The neighbourhood of Church – Yonge Corridor is considered an alternative community with a variety of ethnic and socio-economic backgrounds and identities. This area is transitioning into one of the citys’ most sought after neighbourhoods. This is due in part to its availability to offer diverse living accommodations, from Victorian era free standing homes, to high rise condominiums. As well, it offers the availability to support a variety of lifestyles. Closer to the core the appeal to the vibrant city lifestyle is available. Dundas square- one of Toronto’s cultural and entertainment hubs sits within this segment.
As one moves farther north, a clear shift from high-rise commercial and residential buildings to low-rise and street level retail can be seen. Parkettes are strung throughout the northern portion of the community. Community centres, sporting fields and farmer’s market can be found within this portion of the community. Allen Gardens, the 100 year old park sits within the heart of the area. Offering public access to 16,000 square feet of greenhouse year round, this park is the largest in Toronto.
Entertainment within this neighbourhood is as eclectic as its residents. The National Ballet offers nightly events, training and a host of activities for young professionals and children. The Eglin and Winter Garden Theatres as well as Massey hall offer a variety of live musical entertainment. The Drake Hotel and the Gladstone Hotel are historical hotels with both entertainment appeal as well as cultural appeal. Pride Toronto is hosted in this neighbourhood annually, bringing hundreds of thousands of tourists and residents alike to the community. Pride Toronto has hosted the North American premiere of World Pride.

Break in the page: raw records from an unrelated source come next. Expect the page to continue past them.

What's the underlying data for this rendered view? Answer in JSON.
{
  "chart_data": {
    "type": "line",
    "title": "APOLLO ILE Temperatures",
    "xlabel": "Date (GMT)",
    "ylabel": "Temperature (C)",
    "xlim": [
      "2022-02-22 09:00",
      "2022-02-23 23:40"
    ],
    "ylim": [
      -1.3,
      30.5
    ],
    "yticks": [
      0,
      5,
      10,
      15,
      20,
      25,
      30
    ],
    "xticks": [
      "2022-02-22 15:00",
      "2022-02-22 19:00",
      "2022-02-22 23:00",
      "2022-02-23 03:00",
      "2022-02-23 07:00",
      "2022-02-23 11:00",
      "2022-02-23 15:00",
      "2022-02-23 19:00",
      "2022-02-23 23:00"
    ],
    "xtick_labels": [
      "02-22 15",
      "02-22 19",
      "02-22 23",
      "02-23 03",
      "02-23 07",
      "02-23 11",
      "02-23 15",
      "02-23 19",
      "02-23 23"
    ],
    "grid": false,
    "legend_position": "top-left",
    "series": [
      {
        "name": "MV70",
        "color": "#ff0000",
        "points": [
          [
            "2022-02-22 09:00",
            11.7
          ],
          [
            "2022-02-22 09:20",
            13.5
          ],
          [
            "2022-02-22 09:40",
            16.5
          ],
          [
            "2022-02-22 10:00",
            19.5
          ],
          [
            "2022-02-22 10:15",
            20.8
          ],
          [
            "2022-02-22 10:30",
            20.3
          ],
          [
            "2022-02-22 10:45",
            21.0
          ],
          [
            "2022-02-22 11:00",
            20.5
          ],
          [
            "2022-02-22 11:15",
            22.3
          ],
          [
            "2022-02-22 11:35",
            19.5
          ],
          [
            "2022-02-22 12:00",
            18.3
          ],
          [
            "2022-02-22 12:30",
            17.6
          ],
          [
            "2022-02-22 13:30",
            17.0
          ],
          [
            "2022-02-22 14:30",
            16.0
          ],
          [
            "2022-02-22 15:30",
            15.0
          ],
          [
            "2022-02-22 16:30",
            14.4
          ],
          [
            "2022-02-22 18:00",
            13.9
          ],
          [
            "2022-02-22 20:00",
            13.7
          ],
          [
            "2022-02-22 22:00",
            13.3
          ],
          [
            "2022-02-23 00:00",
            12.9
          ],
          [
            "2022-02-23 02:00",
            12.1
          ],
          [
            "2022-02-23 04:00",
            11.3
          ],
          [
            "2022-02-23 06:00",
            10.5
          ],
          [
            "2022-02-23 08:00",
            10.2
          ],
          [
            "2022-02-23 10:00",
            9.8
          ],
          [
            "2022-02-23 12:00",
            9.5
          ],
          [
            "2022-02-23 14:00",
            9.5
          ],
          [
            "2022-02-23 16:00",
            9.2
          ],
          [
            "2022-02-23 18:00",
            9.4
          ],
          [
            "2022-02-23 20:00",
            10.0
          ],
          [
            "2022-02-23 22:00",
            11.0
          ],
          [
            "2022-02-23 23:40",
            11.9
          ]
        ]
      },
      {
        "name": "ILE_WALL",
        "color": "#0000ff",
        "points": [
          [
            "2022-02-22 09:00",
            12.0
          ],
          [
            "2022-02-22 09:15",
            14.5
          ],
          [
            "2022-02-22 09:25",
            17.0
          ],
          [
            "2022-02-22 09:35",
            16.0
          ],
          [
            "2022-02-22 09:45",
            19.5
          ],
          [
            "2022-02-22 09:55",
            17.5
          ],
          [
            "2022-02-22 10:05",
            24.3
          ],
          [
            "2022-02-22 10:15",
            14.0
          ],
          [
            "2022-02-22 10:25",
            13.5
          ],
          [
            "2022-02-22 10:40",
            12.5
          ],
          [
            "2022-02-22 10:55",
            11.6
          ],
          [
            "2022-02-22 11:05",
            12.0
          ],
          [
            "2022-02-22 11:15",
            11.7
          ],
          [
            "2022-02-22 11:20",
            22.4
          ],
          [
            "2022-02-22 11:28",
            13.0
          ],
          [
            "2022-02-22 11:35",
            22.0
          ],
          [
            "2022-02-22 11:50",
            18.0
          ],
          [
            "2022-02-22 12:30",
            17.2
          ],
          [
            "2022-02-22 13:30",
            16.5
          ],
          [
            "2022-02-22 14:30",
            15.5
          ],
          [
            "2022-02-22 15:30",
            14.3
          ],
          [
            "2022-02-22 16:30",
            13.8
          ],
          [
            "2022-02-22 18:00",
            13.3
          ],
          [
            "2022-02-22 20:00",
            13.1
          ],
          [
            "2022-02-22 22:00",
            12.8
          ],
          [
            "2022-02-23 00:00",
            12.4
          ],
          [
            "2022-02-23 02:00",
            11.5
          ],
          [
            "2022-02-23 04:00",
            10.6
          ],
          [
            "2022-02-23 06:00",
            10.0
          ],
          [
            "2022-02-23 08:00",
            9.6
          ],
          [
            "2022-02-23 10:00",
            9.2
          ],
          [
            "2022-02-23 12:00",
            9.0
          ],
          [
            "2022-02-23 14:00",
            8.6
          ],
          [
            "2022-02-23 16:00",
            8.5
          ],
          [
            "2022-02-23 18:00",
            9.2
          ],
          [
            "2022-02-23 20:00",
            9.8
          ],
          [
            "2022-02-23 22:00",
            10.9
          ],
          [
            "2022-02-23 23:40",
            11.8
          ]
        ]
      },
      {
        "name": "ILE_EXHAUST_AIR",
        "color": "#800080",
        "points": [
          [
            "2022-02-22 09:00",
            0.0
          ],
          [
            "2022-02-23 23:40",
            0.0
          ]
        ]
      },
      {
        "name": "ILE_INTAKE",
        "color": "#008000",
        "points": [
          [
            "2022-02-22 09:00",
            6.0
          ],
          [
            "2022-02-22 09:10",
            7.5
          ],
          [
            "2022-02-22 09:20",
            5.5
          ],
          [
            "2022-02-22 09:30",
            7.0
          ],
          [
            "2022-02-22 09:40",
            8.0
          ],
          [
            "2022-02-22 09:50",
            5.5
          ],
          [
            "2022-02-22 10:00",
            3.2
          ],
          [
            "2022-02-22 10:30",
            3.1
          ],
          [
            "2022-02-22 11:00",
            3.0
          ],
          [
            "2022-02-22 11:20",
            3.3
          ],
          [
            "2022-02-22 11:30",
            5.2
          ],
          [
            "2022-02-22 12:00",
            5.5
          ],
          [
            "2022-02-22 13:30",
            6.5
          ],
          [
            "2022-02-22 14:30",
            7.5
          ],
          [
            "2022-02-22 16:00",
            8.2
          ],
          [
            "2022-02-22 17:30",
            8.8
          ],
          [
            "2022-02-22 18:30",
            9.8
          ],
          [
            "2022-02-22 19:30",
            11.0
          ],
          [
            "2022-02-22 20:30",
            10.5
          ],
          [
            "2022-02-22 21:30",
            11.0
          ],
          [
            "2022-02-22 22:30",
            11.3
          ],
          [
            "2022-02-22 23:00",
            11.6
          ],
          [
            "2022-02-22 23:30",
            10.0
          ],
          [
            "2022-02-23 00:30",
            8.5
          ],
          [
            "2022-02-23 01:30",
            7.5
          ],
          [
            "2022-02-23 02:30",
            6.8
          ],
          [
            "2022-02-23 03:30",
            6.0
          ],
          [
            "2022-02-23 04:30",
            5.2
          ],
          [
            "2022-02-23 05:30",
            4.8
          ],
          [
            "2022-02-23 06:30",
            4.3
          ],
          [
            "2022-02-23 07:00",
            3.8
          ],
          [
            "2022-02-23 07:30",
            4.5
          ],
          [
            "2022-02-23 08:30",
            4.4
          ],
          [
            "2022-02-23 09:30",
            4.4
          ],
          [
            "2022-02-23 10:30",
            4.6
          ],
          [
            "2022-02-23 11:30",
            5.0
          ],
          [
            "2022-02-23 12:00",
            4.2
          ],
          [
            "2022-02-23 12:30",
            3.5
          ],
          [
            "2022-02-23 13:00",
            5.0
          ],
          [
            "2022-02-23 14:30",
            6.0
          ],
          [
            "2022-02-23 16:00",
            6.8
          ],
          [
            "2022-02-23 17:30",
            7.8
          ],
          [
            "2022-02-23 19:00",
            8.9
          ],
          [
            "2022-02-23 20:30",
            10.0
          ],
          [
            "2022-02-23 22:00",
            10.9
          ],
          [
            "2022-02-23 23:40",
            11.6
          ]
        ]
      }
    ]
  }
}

With the increase in young families to the Church-Yonge Corridor, both Toronto District School Board and the Toronto Catholic School Board have schools within this community. Additionally, St. Michaels Choir School for both junior and senior students resides here. Accessible day care is available for those with young children.
The Yonge- University subway line runs throughout the length of the Corridor as well as street cars and buses are available within the city. For those who drive, secondary arteries are available including Danforth Ave. and Yonge Street, allowing for access within the city.